You can, of course, use …would you? and …could you? with your example, Gamil, in addition to …will you? and …won't you?, but note that with the imperative we cannot use …wouldn't you? or …couldn't you?.

Note in the following example, the first suggestion is much more tentative and less confident than the second:

  • Come back to my place for a coffee, won't you? ~ No, I'm sorry, I can't. I've got such an early start tomorrow that I have to go to bed now.

  • Let's go back to my place for coffee! ~ What a nice idea. A coffee and a brandy would round off that delicious meal nicely.

negative with affirmative and affirmative with negative

Leaving aside imperative structures, the normal rule that operates with tag questions is that you add a negative tag to a positive statement and a positive tag to a negative statement:

  • You would go to see Phil in America if I gave you the money, wouldn't you?
  • You couldn't help me sort out these overtime schedules, could you?

The normal expectation when you add a negative tag to a positive statement is that the answer will be yes. Similarly, when you add a positive tag to a negative statement, you expect the answer to be no:

  • They're such a lively bunch, aren't they? ~ Yes, they are. They've always got lots of energy.
  • You don't remember meeting my uncle, do you? ~ No, I'm sorry. I don't.
  • You haven't fed the goldfish, have you? ~ No, I haven't. You do it.
  • Excessive speed was the cause of the accident, don't you agree? ~ Yes, I do.

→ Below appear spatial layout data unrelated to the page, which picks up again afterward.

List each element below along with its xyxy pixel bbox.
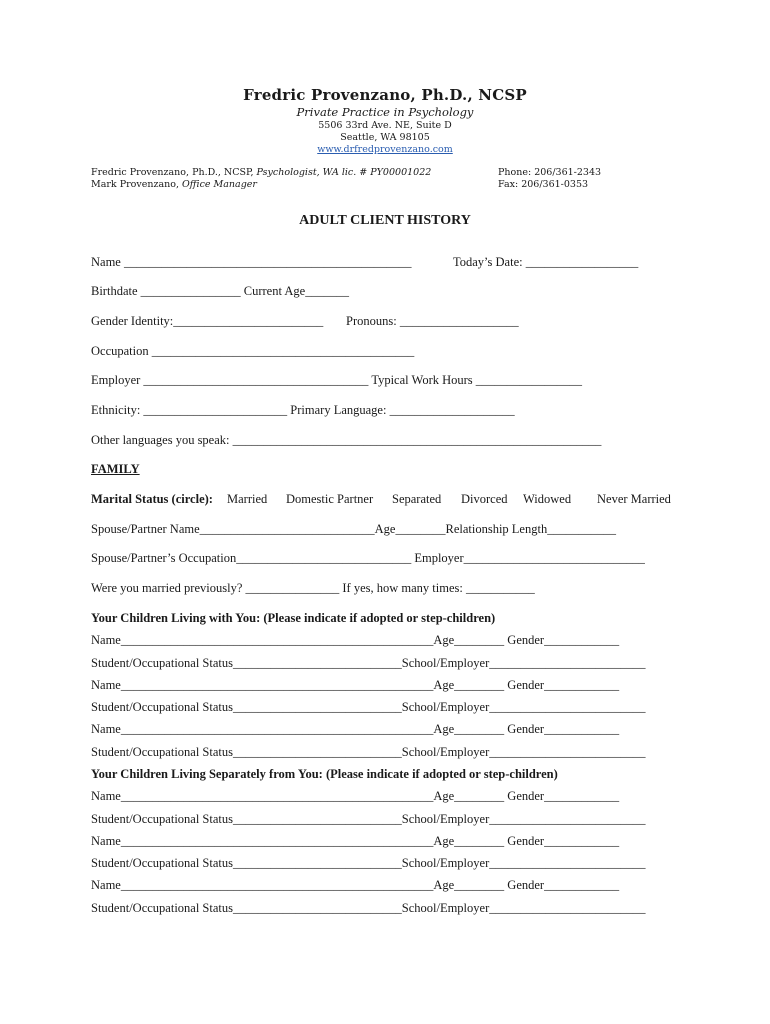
spouse-name-field[interactable]: Spouse/Partner Name____________________________Age________Relationship Length___________ <box>91 522 616 536</box>
address-line-1: 5506 33rd Ave. NE, Suite D <box>318 120 452 131</box>
name-field[interactable]: Name ______________________________________________ <box>91 255 412 269</box>
occupation-field[interactable]: Occupation __________________________________________ <box>91 344 415 358</box>
other-languages-field[interactable]: Other languages you speak: ___________________________________________________________ <box>91 433 602 447</box>
marital-option-never-married[interactable]: Never Married <box>597 492 671 506</box>
staff-row-psychologist <box>91 167 431 179</box>
contact-info <box>498 167 601 191</box>
child-status-field[interactable]: Student/Occupational Status___________________________School/Employer_________________________ <box>91 901 646 915</box>
child-status-field[interactable]: Student/Occupational Status___________________________School/Employer_________________________ <box>91 812 646 826</box>
children-with-you-heading: Your Children Living with You: (Please indicate if adopted or step-children) <box>91 611 496 625</box>
marital-option-domestic-partner[interactable]: Domestic Partner <box>286 492 374 506</box>
child-status-field[interactable]: Student/Occupational Status___________________________School/Employer_________________________ <box>91 856 646 870</box>
married-previously-field[interactable]: Were you married previously? _______________ If yes, how many times: ___________ <box>91 581 535 595</box>
child-name-field[interactable]: Name__________________________________________________Age________ Gender____________ <box>91 722 620 736</box>
website-link[interactable]: www.drfredprovenzano.com <box>317 144 453 155</box>
staff-role: Psychologist, WA lic. # PY00001022 <box>256 167 432 178</box>
child-status-field[interactable]: Student/Occupational Status___________________________School/Employer_________________________ <box>91 656 646 670</box>
form-title: ADULT CLIENT HISTORY <box>299 213 471 228</box>
address-line-2: Seattle, WA 98105 <box>340 132 430 143</box>
child-status-field[interactable]: Student/Occupational Status___________________________School/Employer_________________________ <box>91 700 646 714</box>
marital-status-label: Marital Status (circle): <box>91 492 213 506</box>
child-name-field[interactable]: Name__________________________________________________Age________ Gender____________ <box>91 789 620 803</box>
child-name-field[interactable]: Name__________________________________________________Age________ Gender____________ <box>91 633 620 647</box>
fax-number: Fax: 206/361-0353 <box>498 179 589 190</box>
marital-option-widowed[interactable]: Widowed <box>523 492 572 506</box>
practitioner-name: Fredric Provenzano, Ph.D., NCSP <box>243 86 527 104</box>
gender-identity-field[interactable]: Gender Identity:________________________ <box>91 314 324 328</box>
marital-option-divorced[interactable]: Divorced <box>461 492 508 506</box>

However, expectations are not always fulfilled:

  • You haven't fed the goldfish, have you? ~ Well, actually, I have. I fed them half an hour ago.
  • Excessive speed was the cause of the accident, don't you agree? ~ Well, I 'm not absolutely sure that I agree with you. He was driving fast, but not faster than the speed limit allows.

same way question tags

Here we are making a positive statement to make a guess and then adding the tag to ask if our assumption is correct. Study the following:

  • This is the final match of the season, is it? ~ Yes, that's right.
  • So you can run a mile in four minutes, can you?
  • She's been training to be an anaesthetist, has she?
  • So she's going to marry him, is she?
  • He was unfaithful straightaway, was he?
  • So you think she'll sue for divorce, do you?